If you work in a Local Government, a private company collecting environmental data, in building management looking at building energy performance, in campus or workcamp management, etc., you would have heard in the last 4-5 years a lot of talk about various ways of transmitting this data as inexpensive as possible.

Data transmission is based on a network of some sort which allows the sensors to send their measurements to an end point, a platform of some sort. In a previous article, we have discussed platforms. You can read more about it by following this link : What is an IoT Platform ?

Usually the networks used are the well known cellular 4G and 5G, newer NB-IOT, CAT-M1, LoRaWAN and even Wi-Fi. One network stands out as one of the preferred networks for commercial and also for experiments: LoRaWAN networks.

These networks don’t have to be big. A single gateway can provide enough radio coverage for quite a few sensors.
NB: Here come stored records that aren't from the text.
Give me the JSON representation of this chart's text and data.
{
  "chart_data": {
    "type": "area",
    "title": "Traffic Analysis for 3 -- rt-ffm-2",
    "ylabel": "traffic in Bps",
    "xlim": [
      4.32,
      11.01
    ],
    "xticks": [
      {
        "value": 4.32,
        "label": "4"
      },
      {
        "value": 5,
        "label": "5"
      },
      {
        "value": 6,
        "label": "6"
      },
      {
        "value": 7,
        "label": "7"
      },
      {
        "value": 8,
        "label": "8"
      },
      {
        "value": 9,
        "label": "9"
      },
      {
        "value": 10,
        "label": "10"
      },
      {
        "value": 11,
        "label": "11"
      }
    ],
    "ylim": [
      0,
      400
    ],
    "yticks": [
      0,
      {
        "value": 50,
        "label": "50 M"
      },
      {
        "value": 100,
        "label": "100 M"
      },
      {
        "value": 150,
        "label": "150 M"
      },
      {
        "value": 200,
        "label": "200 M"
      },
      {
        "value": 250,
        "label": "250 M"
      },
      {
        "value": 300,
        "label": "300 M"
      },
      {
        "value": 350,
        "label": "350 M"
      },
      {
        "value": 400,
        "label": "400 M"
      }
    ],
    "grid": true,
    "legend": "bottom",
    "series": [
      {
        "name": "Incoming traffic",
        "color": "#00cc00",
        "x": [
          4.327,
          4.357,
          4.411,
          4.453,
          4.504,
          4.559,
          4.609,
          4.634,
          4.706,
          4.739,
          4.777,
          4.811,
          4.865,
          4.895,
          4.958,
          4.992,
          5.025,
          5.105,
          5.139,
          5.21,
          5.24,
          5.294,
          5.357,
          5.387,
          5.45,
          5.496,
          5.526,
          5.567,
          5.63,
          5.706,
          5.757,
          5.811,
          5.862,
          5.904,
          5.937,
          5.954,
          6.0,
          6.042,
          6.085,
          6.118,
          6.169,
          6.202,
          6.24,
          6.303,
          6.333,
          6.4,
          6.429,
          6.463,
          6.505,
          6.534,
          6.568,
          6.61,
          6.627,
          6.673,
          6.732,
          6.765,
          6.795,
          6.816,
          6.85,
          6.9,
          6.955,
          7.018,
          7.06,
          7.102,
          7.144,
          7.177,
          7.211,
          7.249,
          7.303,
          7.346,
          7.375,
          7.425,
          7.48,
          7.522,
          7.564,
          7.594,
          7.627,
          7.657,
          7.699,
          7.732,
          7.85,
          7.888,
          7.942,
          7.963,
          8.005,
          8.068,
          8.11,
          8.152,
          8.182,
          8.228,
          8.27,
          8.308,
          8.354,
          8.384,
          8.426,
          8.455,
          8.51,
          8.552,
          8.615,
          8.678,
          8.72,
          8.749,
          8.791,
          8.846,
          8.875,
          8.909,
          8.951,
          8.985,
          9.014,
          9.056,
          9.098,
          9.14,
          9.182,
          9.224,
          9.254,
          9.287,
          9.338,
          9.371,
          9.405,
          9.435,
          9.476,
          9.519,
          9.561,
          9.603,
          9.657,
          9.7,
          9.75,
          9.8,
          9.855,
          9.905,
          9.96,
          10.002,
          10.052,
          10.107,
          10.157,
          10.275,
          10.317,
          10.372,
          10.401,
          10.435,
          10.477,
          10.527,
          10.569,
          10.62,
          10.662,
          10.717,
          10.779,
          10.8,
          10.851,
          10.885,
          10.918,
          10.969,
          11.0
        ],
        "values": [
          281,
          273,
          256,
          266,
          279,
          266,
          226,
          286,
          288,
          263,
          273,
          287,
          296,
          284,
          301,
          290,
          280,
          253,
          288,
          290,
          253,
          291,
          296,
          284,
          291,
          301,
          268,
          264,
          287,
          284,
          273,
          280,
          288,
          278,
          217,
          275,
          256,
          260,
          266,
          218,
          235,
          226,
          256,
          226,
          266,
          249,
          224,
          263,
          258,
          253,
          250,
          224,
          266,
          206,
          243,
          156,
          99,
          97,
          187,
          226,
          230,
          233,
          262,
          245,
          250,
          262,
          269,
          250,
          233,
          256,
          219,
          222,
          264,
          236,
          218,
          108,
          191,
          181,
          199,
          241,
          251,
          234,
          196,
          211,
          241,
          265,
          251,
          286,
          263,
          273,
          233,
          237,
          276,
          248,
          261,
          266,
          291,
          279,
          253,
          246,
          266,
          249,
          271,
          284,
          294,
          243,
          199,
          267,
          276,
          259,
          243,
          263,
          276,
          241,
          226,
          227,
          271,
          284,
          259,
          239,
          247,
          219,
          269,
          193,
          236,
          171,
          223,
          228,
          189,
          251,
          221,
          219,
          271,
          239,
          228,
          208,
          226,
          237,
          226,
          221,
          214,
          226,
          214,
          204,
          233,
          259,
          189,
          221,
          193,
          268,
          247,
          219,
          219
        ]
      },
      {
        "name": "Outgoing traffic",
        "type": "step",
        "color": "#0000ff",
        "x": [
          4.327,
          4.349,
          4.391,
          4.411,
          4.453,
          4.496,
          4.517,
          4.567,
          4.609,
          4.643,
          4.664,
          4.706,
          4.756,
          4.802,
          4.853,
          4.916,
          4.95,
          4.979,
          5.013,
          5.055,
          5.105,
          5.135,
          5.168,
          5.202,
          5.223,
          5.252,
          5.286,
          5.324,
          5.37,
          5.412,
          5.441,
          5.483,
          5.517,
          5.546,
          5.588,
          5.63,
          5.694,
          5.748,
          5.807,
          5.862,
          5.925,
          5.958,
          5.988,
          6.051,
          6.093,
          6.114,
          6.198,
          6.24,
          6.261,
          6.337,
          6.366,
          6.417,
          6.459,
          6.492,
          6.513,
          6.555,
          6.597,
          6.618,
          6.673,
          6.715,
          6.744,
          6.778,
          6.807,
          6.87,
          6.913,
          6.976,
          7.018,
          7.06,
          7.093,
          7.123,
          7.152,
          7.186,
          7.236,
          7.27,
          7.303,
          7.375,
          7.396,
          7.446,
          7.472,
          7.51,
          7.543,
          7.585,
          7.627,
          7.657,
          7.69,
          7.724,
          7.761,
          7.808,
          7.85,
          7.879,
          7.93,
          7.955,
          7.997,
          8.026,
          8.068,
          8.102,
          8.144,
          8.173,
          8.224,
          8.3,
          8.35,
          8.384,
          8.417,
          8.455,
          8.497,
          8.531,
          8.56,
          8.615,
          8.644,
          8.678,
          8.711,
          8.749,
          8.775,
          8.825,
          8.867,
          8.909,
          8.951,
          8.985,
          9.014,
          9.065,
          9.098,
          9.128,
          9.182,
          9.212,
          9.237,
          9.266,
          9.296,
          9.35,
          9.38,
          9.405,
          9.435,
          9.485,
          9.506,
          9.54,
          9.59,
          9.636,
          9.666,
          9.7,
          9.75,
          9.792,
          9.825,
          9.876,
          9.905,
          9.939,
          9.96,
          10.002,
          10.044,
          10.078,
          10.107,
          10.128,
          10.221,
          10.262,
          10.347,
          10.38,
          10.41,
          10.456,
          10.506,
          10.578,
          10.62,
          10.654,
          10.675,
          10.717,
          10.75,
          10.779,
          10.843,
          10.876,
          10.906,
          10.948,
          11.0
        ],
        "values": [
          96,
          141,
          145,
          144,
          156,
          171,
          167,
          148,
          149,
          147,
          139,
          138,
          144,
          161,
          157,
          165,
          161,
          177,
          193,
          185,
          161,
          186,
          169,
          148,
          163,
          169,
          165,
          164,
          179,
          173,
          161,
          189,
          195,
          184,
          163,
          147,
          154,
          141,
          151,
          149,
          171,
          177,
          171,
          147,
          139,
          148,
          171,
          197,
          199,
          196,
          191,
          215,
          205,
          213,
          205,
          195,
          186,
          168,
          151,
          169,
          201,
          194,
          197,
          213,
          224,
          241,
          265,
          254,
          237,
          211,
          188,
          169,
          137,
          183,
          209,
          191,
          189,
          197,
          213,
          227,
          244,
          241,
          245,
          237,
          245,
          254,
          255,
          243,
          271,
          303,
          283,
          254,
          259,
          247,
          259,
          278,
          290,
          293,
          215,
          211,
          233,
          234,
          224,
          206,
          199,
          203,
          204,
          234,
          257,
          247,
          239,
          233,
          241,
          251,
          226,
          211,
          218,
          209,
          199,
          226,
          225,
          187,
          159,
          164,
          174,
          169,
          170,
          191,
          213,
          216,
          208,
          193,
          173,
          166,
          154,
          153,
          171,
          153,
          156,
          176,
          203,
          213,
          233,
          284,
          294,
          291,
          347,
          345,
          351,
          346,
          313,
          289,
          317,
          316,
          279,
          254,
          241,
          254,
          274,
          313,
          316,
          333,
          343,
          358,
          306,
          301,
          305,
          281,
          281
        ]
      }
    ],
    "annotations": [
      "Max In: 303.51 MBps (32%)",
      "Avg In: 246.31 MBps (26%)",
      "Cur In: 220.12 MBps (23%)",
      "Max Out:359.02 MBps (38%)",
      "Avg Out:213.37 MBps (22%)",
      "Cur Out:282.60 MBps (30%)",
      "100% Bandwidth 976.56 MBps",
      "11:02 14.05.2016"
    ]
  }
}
But a network is NOT just the radio transmitter and the gateway.

First, what forms a LoRaWAN Network ?

A LoRaWAN network is formed of two layers:

  1. The hardware layer – LoRa gateways, LoRa enabled sensor hardware (please note the use of “LoRa”, it is not a mistake).  LoRa (not to be confused with LORaWAN, is the radio technology. It means Long Range and it uses chirp modulation for the radio signal. Chirp modulation is not new and has been used in radars and other applications for a very long time.
  2. The software layer – LoRaWAN protocols in devices, LoRaWAN servers. In simple terms, the protocol is the set of rules that the software running inside the devices has to follow in order to compress and encrypt the data. The server is the central point for a LoRaWAN deployment. All gateways and devices have to report to the LoRaWAN server before the data can be used in other end points.

We will perhaps approach the entire architecture of a LoRaWAN based project in a future article.

For now, let’s focus on the question in the title: public or private ?

Public LoRaWAN Networks

Public LoRaWAN networks are those who allow pretty much anyone to connect a gateway and sensors and get some data. Usually public networks are free of charge, albeit they have some limitations. A very well known example of a public network is The Things Network (or TTN for short).  This is a collection of servers around the world which provide access and all the services required for someone to collect and display data. Any school, private individual, organisation, etc. can  purchase hardware from a retailer and then use it in on TTN to get data.

There are obvious reasons why this approach is very popular. The Things Network has enabled thousands of people an organisations around the world to get into the data collection using new, relatively inexpensive technologies.

The Things Network is not the only one. There are new networks popping up such as Helium. TTN is, however, the best known and most popular, for now.

Using public LoRaWAN networks comes with limitations and risks though.  A public network is a free for all solution which can present instability, many unexpected and unscheduled downtimes, slow response to faults, delays in data transmission due to routing through many servers, etc. There is not one single point of contact if data flow is interrupted and the user relies on someone rebooting or monitoring a server which otherwise brings no revenue.

LoRaWAN servers  (which handle all the authentication and security of the devices and communication) are hosted in various countries and the integrator has no control over the data routing. This affects data sovereignty. Public LoRaWAN networks are a bit like a public Wi-Fi. They are very convenient but you wouldn’t build your business network and base your normal communication on the free Wi-Fi of the neighbouring coffee shop.

Private LoRaWAN Networks

On the other side, you have private LoRaWAN networks. These are solutions packaged and tightly controlled and managed by a single organisation.

Everything deployed in a private network is part of a closed system. This means that the general public does not have access to registering devices, gateways, collecting data, etc. Private LoRaWAN networks are a lot more stable, have excellent performance monitoring capabilities. A private network gives full control to the customer of who is using the network and how the data is handled. The chain of data ( sensor, gateway, server and even to the dashboard ) is  a closed eco-system with complete autonomy form public influence.

These private deployments are not usually used for experiments or development.

A private LoRaWAN network is not necessarily hosted on customer’s site. Private deployments can be site-hosted or cloud hosted. As we have outlined in another article, the hosting has to be resilient, secure, sovereign. Private networks are not free. There are many pricing models from per-byte costing to pools of devices to one-off cost. it all depends on the design, use and the customer’s preference.

SimplyCity has developed such a solution under the name of SimplyNet. The servers used to enroll devices, authenticate and secure the transmissions are all under one banner, all located in Australian based servers. The enrollment of devices is tightly controlled in partnership with the customers using the network and access is restricted to very few individuals with special training.

Working with a private network ensures excellent uptime, security, data sovereignty, data ownership.  Obviously this is not a free solution but it is the right path for a commercial deployment.